We have used the CamRa2011 dataset. We are not discussing the entire dataset here, But only the data we used for our project. Dataset Description:
Number of Groups: 290
Number of Users: 602
Number of Items: 7710
Data Structure Descriptions generated from the data:
User Training Matrix having user-item data
Group Training Matrix having group-item data
Group-User dictionary mapping group to dictionary of users
Note: Improved MF refers to the baseline-included MF
For our experiment:
Decay Rate=0.1
Step Size=10
k=100 [k= number of recommendations]
NOTE: Wherever we mention NDCG and RMSE going forward, we mean NDCG@k and RMSE@k
In order to interpret our results, let us first re-iterate our Base cases first:
Base_Case: APD
(
Social Relationship Descriptor= All;
Group Decision Strategies= Max Satisfaction, Avg Satisfaction, Minimum Misery;
Expertise Descriptor=yes;
Dissimilarity Descriptor= APD;
(W1, W2)=(0.8, 0.2);
(MF Type)=N.A.;
LR Schedule=N.A.
)
Base_Case: VD
(
Social Relationship Descriptor= All;
Group Decision Strategies= Max Satisfaction, Avg Satisfaction, Minimum Misery;
Expertise Descriptor=yes;
Dissimilarity Descriptor= VD;
(W1, W2)=(0.8, 0.2);
(MF Type)=N.A.;
LR Schedule=N.A.
)
-----------------------------------------------------------------------------------------------------------
Now we compared our results with these two base cases (which ever is appropriate for the test case being evaluated) and have the following observations:
APD Comparisons:
The following Test Case gives the best NDCG result:
Best_Case: NDCG
(
Social Relationship Descriptor= All;
Group Decision Strategies= Max Satisfaction, Avg Satisfaction, Minimum Misery;
Expertise Descriptor=yes;
Dissimilarity Descriptor= APD;
(W1, W2)=(0.8, 0.2);
(MF Type)=Default;
LR Schedule=Exponential Decay with Step Size
)
The following Test Case gives the best RMSE result:
Best_Case: RMSE
(
Social Relationship Descriptor= All;
Group Decision Strategies= Max Satisfaction, Avg Satisfaction, Minimum Misery;
Expertise Descriptor=yes;
Dissimilarity Descriptor= APD;
(W1, W2)=(0.8, 0.2);
(MF Type)=Baseline-Included;
LR Schedule=Exponential Decay
)
The following Test Case gives the best Computation Time result:
Best_Case: Computation_Time
(
Social Relationship Descriptor= All;
Group Decision Strategies= Max Satisfaction, Avg Satisfaction, Minimum Misery;
Expertise Descriptor=yes;
Dissimilarity Descriptor= APD;
(W1, W2)=(0.8, 0.2);
(MF Type)=Default;
LR Schedule=Exponential Decay with Step Size
)
VD Comparisons:
The following Test Case gives the best RMSE result:
Best_Case: RMSE
(
Social Relationship Descriptor= All;
Group Decision Strategies= Max Satisfaction, Avg Satisfaction, Minimum Misery;
Expertise Descriptor=yes;
Dissimilarity Descriptor= VD;
(W1, W2)=(0.8, 0.2);
(MF Type)=Default;
LR Schedule=Exponential Decay
)
We found no NDCG result better than Best Case
We don't rely on Computation Time much because it depends on system factors and continuous memory/stack usage as well.

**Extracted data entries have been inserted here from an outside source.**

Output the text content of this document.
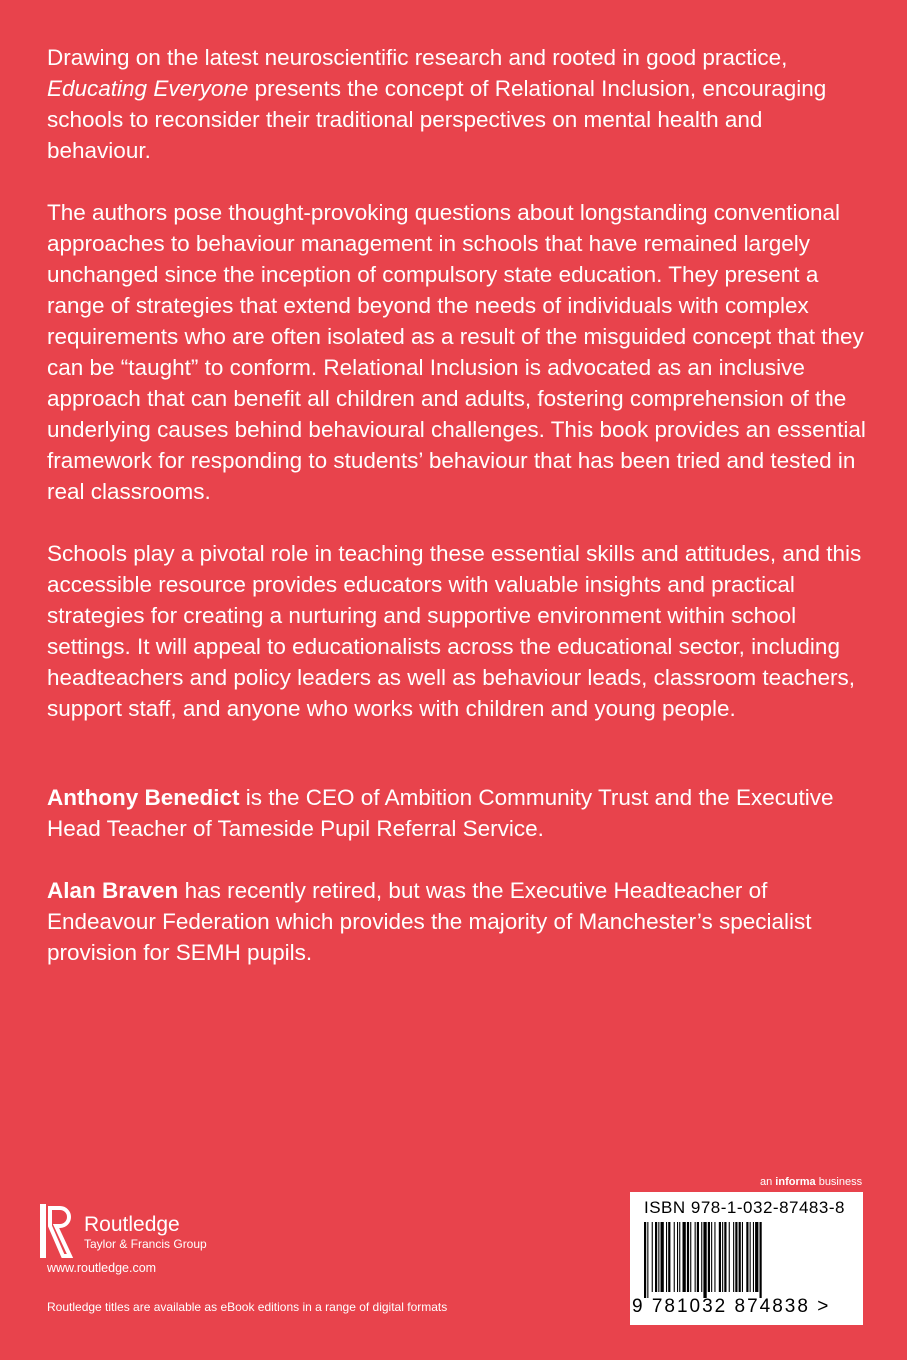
Drawing on the latest neuroscientific research and rooted in good practice, Educating Everyone presents the concept of Relational Inclusion, encouraging schools to reconsider their traditional perspectives on mental health and behaviour.

The authors pose thought-provoking questions about longstanding conventional approaches to behaviour management in schools that have remained largely unchanged since the inception of compulsory state education. They present a range of strategies that extend beyond the needs of individuals with complex requirements who are often isolated as a result of the misguided concept that they can be “taught” to conform. Relational Inclusion is advocated as an inclusive approach that can benefit all children and adults, fostering comprehension of the underlying causes behind behavioural challenges. This book provides an essential framework for responding to students’ behaviour that has been tried and tested in real classrooms.

Schools play a pivotal role in teaching these essential skills and attitudes, and this accessible resource provides educators with valuable insights and practical strategies for creating a nurturing and supportive environment within school settings. It will appeal to educationalists across the educational sector, including headteachers and policy leaders as well as behaviour leads, classroom teachers, support staff, and anyone who works with children and young people.

Anthony Benedict is the CEO of Ambition Community Trust and the Executive Head Teacher of Tameside Pupil Referral Service.

Alan Braven has recently retired, but was the Executive Headteacher of Endeavour Federation which provides the majority of Manchester’s specialist provision for SEMH pupils.

Routledge
Taylor & Francis Group
www.routledge.com
Routledge titles are available as eBook editions in a range of digital formats
an informa business
ISBN 978-1-032-87483-8
9 781032 874838 >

As per our observations, our interpretations go as followed:
For APD, increase in NDCG => Our ranking has improved as per ground truth.
For APD, decrease in RMSE=> Along with better ranking,, we are able to reduce rating prediction errors.
For APD, improvement in Time computation=> Not much reliable since computation time is system and other factor dependent.
For VD, decrease in RMSE=>Reduction in rating prediction error.
However, It is not possible for us to conclude from above data that the improvement is significant because the improvements (especially NDCG Improvement ~ 0.6%) are not much.
Hence our next step is to ensure consistency in the improvement.